Rotondo ha affermato che il ruolo del giornalista e quello di giudici e avvocati devono rimanere ben separati: il giornalista racconta i fatti e li sintetizza ascoltando tutte le parti in causa; non prende parte, non fa il giudice, non si sostituisce agli avvocati. Il giornalista deve tenere conto che di un fatto non esiste mai un’unica versione e dunque deve sempre essere aperto al dubbio e mai definitivo nella fase delle indagini e durante lo svolgimento del processo. Roberto Rotondo ha distinto tra la tv che insegue lo spettacolo e la cronaca che invece cerca di informare, due forme di giornalismo che hanno obiettivi diversi.
C’è l’intrattenimento e il giornalismo che informa e quest’ultimo spesso ha un personale dotato di esperienza, equilibrio e specializzazione maggiore.
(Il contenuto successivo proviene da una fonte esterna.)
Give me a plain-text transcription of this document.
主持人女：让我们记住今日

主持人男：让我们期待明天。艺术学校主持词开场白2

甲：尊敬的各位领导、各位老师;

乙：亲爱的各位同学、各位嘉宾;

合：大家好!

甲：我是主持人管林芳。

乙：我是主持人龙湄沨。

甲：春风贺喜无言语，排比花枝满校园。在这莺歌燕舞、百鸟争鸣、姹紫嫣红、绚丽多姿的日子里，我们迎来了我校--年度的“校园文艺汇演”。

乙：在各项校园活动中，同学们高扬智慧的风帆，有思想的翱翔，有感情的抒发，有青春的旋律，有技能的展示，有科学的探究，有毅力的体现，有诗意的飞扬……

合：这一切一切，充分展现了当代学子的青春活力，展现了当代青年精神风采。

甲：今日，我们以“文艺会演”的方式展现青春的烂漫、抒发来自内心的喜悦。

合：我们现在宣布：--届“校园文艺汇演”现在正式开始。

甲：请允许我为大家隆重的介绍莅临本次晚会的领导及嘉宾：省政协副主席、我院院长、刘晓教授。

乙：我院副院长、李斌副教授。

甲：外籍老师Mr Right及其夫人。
Tutti d’accordo sull’assunto del dottor Orazio Muscato e cioè sul fatto che oggi il codice prescrive il silenzio fino alla fine dell’udienza preliminare ma è utopistico pensare che si possano tenere nascoste all’opinione pubblica certe notizie. Muscato sostiene che in ogni caso, anche con queste regole, seppur non perfette, il giornalista possa fare bene il suo mestiere ed essere bravo e preparato. Amodio ritiene in ogni caso che il legislatore abbia pasticciato nell’estensione dell’articolo 114 del codice di procedura penale sulla segretezza degli atti, creando di fatto una norma ambigua. Rotondo ha rilanciato la proposta dell’avvocato Caterina Malavenda di rendere, con delle regole precise, già disponibili alcuni atti in fase di indagine, con trasparenza e senza il far west attuale. Ma sul punto c’è chi, come l’avvocato Amodio, ritiene che si tratti di una aberrazione.